IN UTERO EXPOSURE TO DIOXIN CAUSES NEOCORTICAL DYSGENESIS

Objectives: TCDD, most potent dioxin, is an environmental pollutant known to disturb hormonal homeostasis and induce maldevelopment of immune and urogenital systems in mice. In CNS, in utero and lactational exposures to TCDD affect spatial learning and memory in rats. TCDD is also known to alter cell cycle kinetics by inducing cell cycle regulatory gene p27Kip1 in a hepatoma cell line and in fetal thymocytes. We have previously shown that G1 phase regulation of neural progenitor cells (NPC) plays a critical role in cerebral histogenesis. We also showed that TCDD exposure in utero affect cell cycle kinetics of NPCs on embryonic day 14 (E14). Taken together, we hypothesized that TCDD exposure may perturb proliferation of NPC of the developing brain and hence disturb neocortical histogenesis.

Methods: We exposed pregnant mice with TCDD on E7 and investigated cell cycle kinetics of NPC on E12 and cytoarchitecture of mature neocortex.

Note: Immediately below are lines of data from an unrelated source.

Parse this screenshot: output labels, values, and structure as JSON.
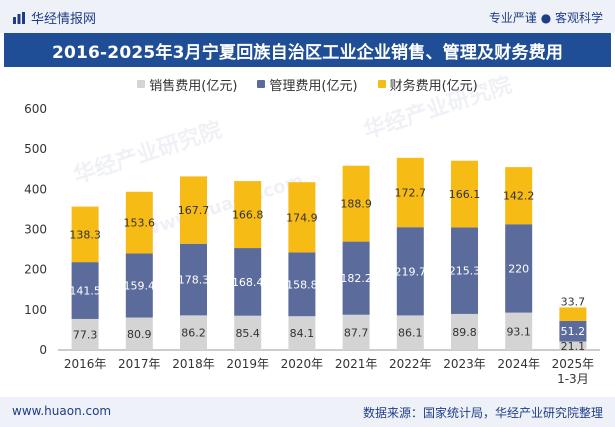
{
  "header": {
    "brand": "华经情报网",
    "tagline": "专业严谨 ● 客观科学"
  },
  "title": "2016-2025年3月宁夏回族自治区工业企业销售、管理及财务费用",
  "footer": {
    "website": "www.huaon.com",
    "source": "数据来源：国家统计局，华经产业研究院整理"
  },
  "watermarks": [
    "华经产业研究院",
    "华经产业研究院",
    "www.huaon.com"
  ],
  "chart_data": {
    "type": "bar",
    "stacked": true,
    "categories": [
      "2016年",
      "2017年",
      "2018年",
      "2019年",
      "2020年",
      "2021年",
      "2022年",
      "2023年",
      "2024年",
      "2025年\n1-3月"
    ],
    "series": [
      {
        "name": "销售费用(亿元)",
        "color": "#d4d4d4",
        "values": [
          77.3,
          80.9,
          86.2,
          85.4,
          84.1,
          87.7,
          86.1,
          89.8,
          93.1,
          21.1
        ]
      },
      {
        "name": "管理费用(亿元)",
        "color": "#5b6c9c",
        "values": [
          141.5,
          159.4,
          178.3,
          168.4,
          158.8,
          182.2,
          219.7,
          215.3,
          220,
          51.2
        ]
      },
      {
        "name": "财务费用(亿元)",
        "color": "#f7bb16",
        "values": [
          138.3,
          153.6,
          167.7,
          166.8,
          174.9,
          188.9,
          172.7,
          166.1,
          142.2,
          33.7
        ]
      }
    ],
    "ylim": [
      0,
      600
    ],
    "yticks": [
      0,
      100,
      200,
      300,
      400,
      500,
      600
    ],
    "legend_position": "top"
  }
}
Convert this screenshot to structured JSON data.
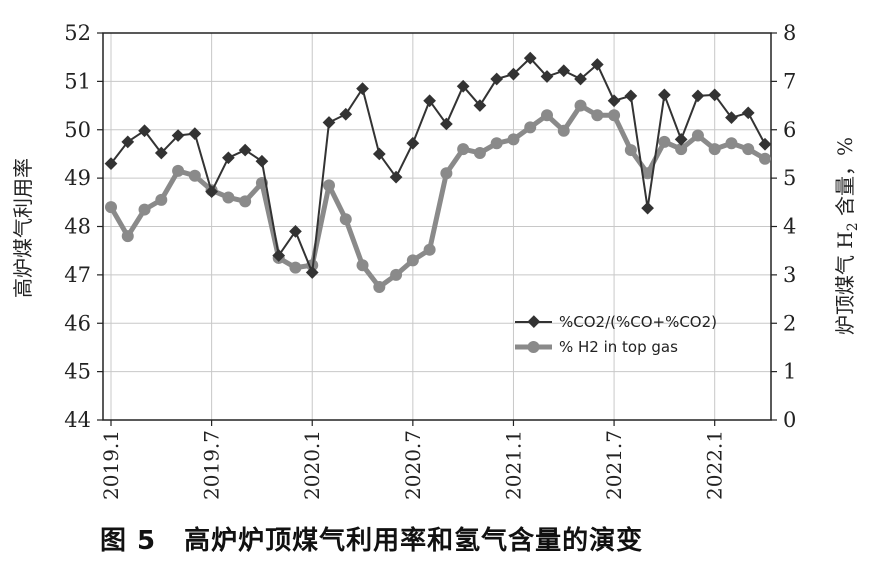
{
  "caption": {
    "figure_number": "图 5",
    "text": "高炉炉顶煤气利用率和氢气含量的演变"
  },
  "chart_data": {
    "type": "line",
    "y_left_label": "高炉煤气利用率",
    "y_right_label_prefix": "炉顶煤气 H",
    "y_right_label_sub": "2",
    "y_right_label_suffix": " 含量，%",
    "y_left_lim": [
      44,
      52
    ],
    "y_right_lim": [
      0,
      8
    ],
    "y_left_ticks": [
      "44",
      "45",
      "46",
      "47",
      "48",
      "49",
      "50",
      "51",
      "52"
    ],
    "y_right_ticks": [
      "0",
      "1",
      "2",
      "3",
      "4",
      "5",
      "6",
      "7",
      "8"
    ],
    "x_ticks": [
      "2019.1",
      "2019.7",
      "2020.1",
      "2020.7",
      "2021.1",
      "2021.7",
      "2022.1"
    ],
    "x_tick_index": [
      0,
      6,
      12,
      18,
      24,
      30,
      36
    ],
    "grid": true,
    "legend_position": "center-right",
    "series": [
      {
        "name": "%CO2/(%CO+%CO2)",
        "axis": "left",
        "color": "#333333",
        "marker": "diamond",
        "values": [
          49.3,
          49.75,
          49.98,
          49.52,
          49.88,
          49.92,
          48.72,
          49.42,
          49.58,
          49.35,
          47.4,
          47.9,
          47.05,
          50.15,
          50.32,
          50.85,
          49.5,
          49.02,
          49.72,
          50.6,
          50.12,
          50.9,
          50.5,
          51.05,
          51.15,
          51.48,
          51.1,
          51.22,
          51.05,
          51.35,
          50.6,
          50.7,
          48.38,
          50.72,
          49.8,
          50.7,
          50.72,
          50.25,
          50.35,
          49.7
        ]
      },
      {
        "name": "% H2 in top gas",
        "axis": "right",
        "color": "#8a8a8a",
        "marker": "circle",
        "values": [
          4.4,
          3.8,
          4.35,
          4.55,
          5.15,
          5.05,
          4.75,
          4.6,
          4.52,
          4.9,
          3.35,
          3.15,
          3.2,
          4.85,
          4.15,
          3.2,
          2.75,
          3.0,
          3.3,
          3.52,
          5.1,
          5.6,
          5.52,
          5.72,
          5.8,
          6.05,
          6.3,
          5.98,
          6.5,
          6.3,
          6.3,
          5.58,
          5.1,
          5.75,
          5.6,
          5.88,
          5.6,
          5.72,
          5.6,
          5.4
        ]
      }
    ]
  }
}
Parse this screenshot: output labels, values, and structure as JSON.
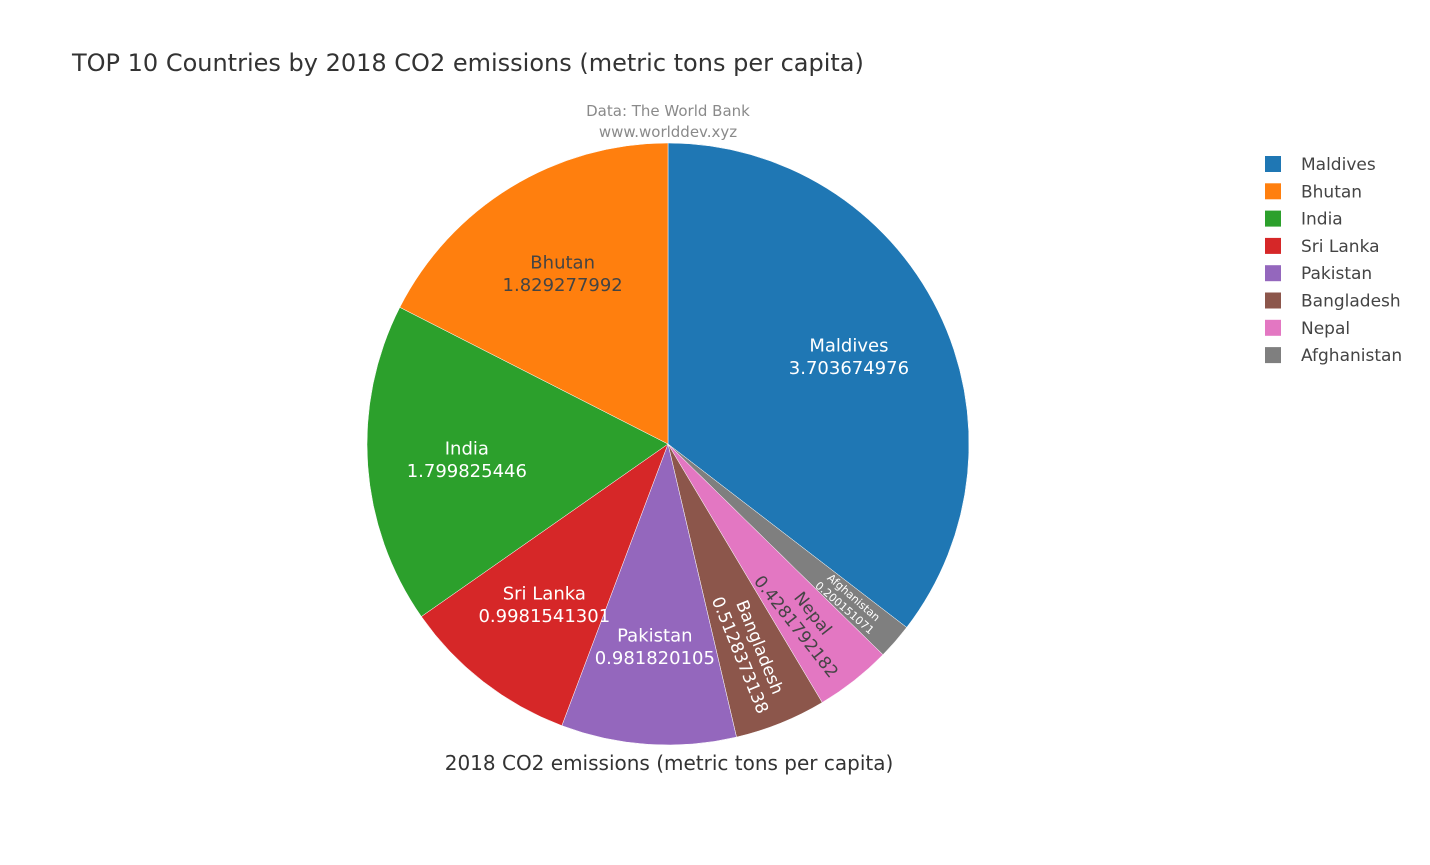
{
  "chart_data": {
    "type": "pie",
    "title": "TOP 10 Countries by 2018 CO2 emissions (metric tons per capita)",
    "subtitle_lines": [
      "Data: The World Bank",
      "www.worlddev.xyz"
    ],
    "xlabel": "2018 CO2 emissions (metric tons per capita)",
    "legend_position": "right",
    "slices": [
      {
        "label": "Maldives",
        "value": 3.703674976,
        "value_text": "3.703674976",
        "color": "#1f77b4",
        "text_color": "#ffffff"
      },
      {
        "label": "Afghanistan",
        "value": 0.200151071,
        "value_text": "0.200151071",
        "color": "#7f7f7f",
        "text_color": "#ffffff"
      },
      {
        "label": "Nepal",
        "value": 0.4281792182,
        "value_text": "0.4281792182",
        "color": "#e377c2",
        "text_color": "#444444"
      },
      {
        "label": "Bangladesh",
        "value": 0.5128373138,
        "value_text": "0.5128373138",
        "color": "#8c564b",
        "text_color": "#ffffff"
      },
      {
        "label": "Pakistan",
        "value": 0.981820105,
        "value_text": "0.981820105",
        "color": "#9467bd",
        "text_color": "#ffffff"
      },
      {
        "label": "Sri Lanka",
        "value": 0.9981541301,
        "value_text": "0.9981541301",
        "color": "#d62728",
        "text_color": "#ffffff"
      },
      {
        "label": "India",
        "value": 1.799825446,
        "value_text": "1.799825446",
        "color": "#2ca02c",
        "text_color": "#ffffff"
      },
      {
        "label": "Bhutan",
        "value": 1.829277992,
        "value_text": "1.829277992",
        "color": "#ff7f0e",
        "text_color": "#444444"
      }
    ],
    "legend_order": [
      "Maldives",
      "Bhutan",
      "India",
      "Sri Lanka",
      "Pakistan",
      "Bangladesh",
      "Nepal",
      "Afghanistan"
    ]
  }
}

Results: We found that 1) decreased thickness of mature neocortex due to reduced number of neurons in deep cortical layers, 2) abnormal accumulation of p27Kip1 protein in nuclei of NPC and 3) increased probability of cell cycle exit (Q).

Conclusion: We concluded that nuclear accumulation of p27Kip1 by TCDD is the major molecular mechanism by which Q increased prematurely. As Q of a given cell cycle and the layer destination of neurons arising from that cell cycle are closely correlated, premature increase in Q would result in premature switch of neuronal phenotype from deep to superficial layers. As a consequence, total number of projection neurons would be reduced in deep cortical layers.